Another idea: have the cubes point an edge straight forward (instead of a face). Then if each cube has two adjacent dark sides and two adjacent light sides, one could setup two ‘simultaneous’ images: one viewed from the left at 45° and another viewed from the right. (Each pixel would have four possibilities.)
If you're willing to sacrifice a color just use triangles/prisms the faces could then just be virtually adjacent and still rotate independently
https://excalidraw.com/#json=driyv7dR-eODBzuh_hdrk,93QQvkYae...
I guess the patents are long expired now and don't really apply to pixels, but that concept exists already for non-pixelated images and sadly these are replaced mostly by LEDs now in the wild:
https://www.rotapanel.com/trivision-mechanism-and-prism-type...
Similarly, the camera could stay face-on and double the pixel count with largely the same hardware.
For this to work, you'd want two adjacent faces painted, rather than opposite faces being painted, which seems to be how they're currently done (unless they only have one face painted?). Then the four possible rotations would allow for each possible pixel-pair. (The cubes could perhaps instead be squat rectangular prisms, to correct the aspect ratio, too.)
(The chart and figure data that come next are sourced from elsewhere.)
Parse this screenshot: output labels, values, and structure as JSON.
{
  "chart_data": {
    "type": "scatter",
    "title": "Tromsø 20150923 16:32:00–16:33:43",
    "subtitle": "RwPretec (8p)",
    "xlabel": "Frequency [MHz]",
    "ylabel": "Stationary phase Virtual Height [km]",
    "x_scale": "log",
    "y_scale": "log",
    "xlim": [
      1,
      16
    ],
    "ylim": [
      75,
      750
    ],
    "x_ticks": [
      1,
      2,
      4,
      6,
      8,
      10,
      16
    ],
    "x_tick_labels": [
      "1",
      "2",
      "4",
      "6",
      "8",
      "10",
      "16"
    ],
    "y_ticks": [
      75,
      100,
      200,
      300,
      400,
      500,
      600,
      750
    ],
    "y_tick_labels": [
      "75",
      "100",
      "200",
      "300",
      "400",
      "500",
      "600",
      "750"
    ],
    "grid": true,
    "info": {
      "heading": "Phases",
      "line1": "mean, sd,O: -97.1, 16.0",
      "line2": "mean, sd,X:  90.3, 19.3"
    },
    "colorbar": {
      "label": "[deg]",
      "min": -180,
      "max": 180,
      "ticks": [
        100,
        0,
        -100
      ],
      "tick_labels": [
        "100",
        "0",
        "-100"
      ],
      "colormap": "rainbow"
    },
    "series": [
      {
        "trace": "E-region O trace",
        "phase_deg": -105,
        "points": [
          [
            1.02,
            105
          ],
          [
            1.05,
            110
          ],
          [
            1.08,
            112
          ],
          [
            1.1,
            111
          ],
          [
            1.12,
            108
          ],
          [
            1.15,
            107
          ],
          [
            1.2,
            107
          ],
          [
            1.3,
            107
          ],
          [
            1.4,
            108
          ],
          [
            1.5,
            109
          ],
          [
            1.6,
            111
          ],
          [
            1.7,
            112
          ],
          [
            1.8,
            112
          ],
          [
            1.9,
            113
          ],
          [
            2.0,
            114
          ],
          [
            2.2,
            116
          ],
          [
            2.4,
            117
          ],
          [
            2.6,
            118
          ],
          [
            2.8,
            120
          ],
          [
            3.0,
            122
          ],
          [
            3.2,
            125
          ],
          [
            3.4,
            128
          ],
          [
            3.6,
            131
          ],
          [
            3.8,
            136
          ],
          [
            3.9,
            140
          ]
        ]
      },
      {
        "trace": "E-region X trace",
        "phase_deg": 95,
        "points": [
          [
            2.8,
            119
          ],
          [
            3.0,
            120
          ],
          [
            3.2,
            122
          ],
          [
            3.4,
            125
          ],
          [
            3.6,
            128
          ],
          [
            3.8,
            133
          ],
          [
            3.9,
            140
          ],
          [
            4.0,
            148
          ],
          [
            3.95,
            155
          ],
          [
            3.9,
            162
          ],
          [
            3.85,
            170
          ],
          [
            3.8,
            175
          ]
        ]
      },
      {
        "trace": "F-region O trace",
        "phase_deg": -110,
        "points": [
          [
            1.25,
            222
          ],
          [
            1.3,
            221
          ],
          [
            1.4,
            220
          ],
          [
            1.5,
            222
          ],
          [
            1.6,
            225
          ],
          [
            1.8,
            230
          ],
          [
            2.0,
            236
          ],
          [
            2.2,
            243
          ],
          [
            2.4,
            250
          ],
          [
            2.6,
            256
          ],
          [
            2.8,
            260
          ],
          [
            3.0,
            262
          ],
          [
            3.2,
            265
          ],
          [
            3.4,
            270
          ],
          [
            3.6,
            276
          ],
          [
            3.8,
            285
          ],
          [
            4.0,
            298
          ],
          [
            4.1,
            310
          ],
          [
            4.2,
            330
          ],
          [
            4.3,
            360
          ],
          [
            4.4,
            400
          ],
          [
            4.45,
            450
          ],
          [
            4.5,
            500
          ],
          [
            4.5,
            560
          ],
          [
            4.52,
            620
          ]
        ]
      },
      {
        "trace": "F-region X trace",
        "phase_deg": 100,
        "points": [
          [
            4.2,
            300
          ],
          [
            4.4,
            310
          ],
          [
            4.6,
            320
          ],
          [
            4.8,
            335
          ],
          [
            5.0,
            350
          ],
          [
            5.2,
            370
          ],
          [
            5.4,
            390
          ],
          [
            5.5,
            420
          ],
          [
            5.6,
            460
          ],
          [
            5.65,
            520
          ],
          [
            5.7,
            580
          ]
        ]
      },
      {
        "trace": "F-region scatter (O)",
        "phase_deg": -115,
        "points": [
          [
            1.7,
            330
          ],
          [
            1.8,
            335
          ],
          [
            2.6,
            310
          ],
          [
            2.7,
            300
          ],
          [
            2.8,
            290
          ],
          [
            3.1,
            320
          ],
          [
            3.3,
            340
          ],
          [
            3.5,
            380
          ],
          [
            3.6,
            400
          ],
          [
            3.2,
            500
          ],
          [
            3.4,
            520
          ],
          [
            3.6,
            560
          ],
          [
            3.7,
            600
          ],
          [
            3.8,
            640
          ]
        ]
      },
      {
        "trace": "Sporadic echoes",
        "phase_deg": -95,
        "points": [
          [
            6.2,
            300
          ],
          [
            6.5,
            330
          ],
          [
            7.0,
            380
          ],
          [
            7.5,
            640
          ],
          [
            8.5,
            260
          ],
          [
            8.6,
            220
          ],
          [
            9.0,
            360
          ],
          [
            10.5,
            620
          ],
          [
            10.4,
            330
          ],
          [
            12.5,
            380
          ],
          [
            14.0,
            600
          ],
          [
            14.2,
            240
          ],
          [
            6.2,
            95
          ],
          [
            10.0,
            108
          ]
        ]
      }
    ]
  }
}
Likewise, if you generalize to 3-face array, you'd need an octagonal unit painted in a 2^3 debruijn sequence...
... But that's as far as you could take it, since 16-gons would show at least 7 faces while only having an encoding for 4.
I also thought of using hexagonal prisms, showing two faces at a time in paired colours but using three colours. These would also need much less clearance in order to rotate freely, compared to face-on cubes.
Or paint the 4 faces RGBK or CYMK or to get a colour display?